Whatever brand you buy---make an out feed table of some kind to prevent that problem. 

I've owned and worn out many small table saws---most were miserable ,dangerous machines---I do like the DeWalt that I use now.


----------



## Ranger1227 (Mar 15, 2011)

Thanks Mike. I was out your way yesterday


----------



## joecaption (Nov 30, 2011)

The fence on mine works fine, the motors very powerfull, it has a built in outfeed table, adjustable wings on each side, even comes with a push stick.
I like mine because I can fold it up in less then a 30 sec, and roll it out of the way or up into the trailer.
It also cost about 1/2 what the other brands sell for


----------



## woodworkbykirk (Sep 25, 2011)

i had the one on the left of the first link years ago. the fence was a nightmare to align and the outfeed extensions were very weak.. i upgraded to a bosch ts4000 about a year later. never looked back.


----------



## ddawg16 (Aug 15, 2011)

How much cutting are you looking to do? Unless you plan to make cabinets or get into woodworking as a hobby, there may be other options.

I've had good luck using a clamp on guide and a circular saw with a good carbide blade. For the end cuts....a good sliding compound miter saw might give you more use. Most of them have a 14-16" stroke....which should be good for most applications.


----------



## paintdrying (Jul 13, 2012)

What about a sliding miter saw? Are we talking high production? I had one of those light weight Bosch saws. Light weight, nice saw, used it for a long long time. I have always wondered about a 220 table saw. If you are just using the saw in your shed, I would go with as big of one as would fit in there. I used a Ryobi chop saw for a few weeks on a job, laser pointer and all. I did the job, I guess. Please note, a table saw is a very dangerous machine, please watch a bunch of youtube videos on safety. They will eat a finger right off in split second.


----------



## Ranger1227 (Mar 15, 2011)

I am familiar with using table saws. I already have a miter saw, but it does not slide and I dont thinknit is worthwhile to get another. Using a skilsaw to cut small pieces is not appealing because of the weight of the saw


----------



## dftc (Nov 12, 2012)

For birdhouses and feeders you probably don't need a top-of-the-line saw, but if you go small and cheap you will find yourself wanting bigger and better soon enough.

I got by for years with a small Lowes house brand table saw that I bought new for under $100. I used it for all kinds of projects and it could do a lot if I was careful.
I now have a very nice hybrid saw that I can't believe I lived without.

Safety really is a consideration.
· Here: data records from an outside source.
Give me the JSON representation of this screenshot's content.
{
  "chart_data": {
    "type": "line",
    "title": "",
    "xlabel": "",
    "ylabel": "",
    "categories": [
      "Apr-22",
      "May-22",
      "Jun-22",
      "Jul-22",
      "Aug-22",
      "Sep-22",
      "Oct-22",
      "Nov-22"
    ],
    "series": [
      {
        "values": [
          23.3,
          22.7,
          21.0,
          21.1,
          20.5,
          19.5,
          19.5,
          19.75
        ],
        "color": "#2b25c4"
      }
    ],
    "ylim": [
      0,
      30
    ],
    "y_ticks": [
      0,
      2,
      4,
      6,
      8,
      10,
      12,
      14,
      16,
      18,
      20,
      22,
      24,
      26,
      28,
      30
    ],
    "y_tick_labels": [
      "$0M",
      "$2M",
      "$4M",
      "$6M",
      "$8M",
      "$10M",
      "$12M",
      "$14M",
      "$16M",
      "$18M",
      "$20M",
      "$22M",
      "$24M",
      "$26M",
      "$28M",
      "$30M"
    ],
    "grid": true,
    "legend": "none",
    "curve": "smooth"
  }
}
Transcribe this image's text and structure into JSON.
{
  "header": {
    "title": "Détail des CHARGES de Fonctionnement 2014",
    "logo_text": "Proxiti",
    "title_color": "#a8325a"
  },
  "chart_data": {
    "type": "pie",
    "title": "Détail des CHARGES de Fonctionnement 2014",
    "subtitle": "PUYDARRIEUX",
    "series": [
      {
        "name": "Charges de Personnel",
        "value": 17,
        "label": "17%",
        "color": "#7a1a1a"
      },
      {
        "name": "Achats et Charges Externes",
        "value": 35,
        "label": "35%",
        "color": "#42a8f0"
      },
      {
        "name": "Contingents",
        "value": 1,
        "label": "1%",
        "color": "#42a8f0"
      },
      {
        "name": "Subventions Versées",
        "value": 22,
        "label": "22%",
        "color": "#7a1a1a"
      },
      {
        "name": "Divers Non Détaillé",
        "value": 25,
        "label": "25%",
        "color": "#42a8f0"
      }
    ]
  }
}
Table saws are dangerous tools so it's worth thinking about if you really need a small saw that will lack some features. For example, cutting large sheet goods on a small table can be just plain dangerous no matter what you do.
My old small saw was also wobbly and much louder than my current bigger and more powerful saw.


----------



## CaptainMarvel (Nov 16, 2012)

I have my eye on this one --> Porter Cable 15 Amp Portable Table Saw











Every time I "visit it" at my local Lowes, I'm always reminded how sturdy and capable it looks and feels 
(insofar as it not being connected and all). 

Anyone know if there is a source for Lowe's discount coupon codes ... you know, 
without my having to move residences to get the one they give you with your USPS Moving Packet. :wink:



TOM


----------



## AndyWRS (Feb 1, 2012)

Borrow a neighbors if you don't have much to cut ? Unless of course you really want one.


----------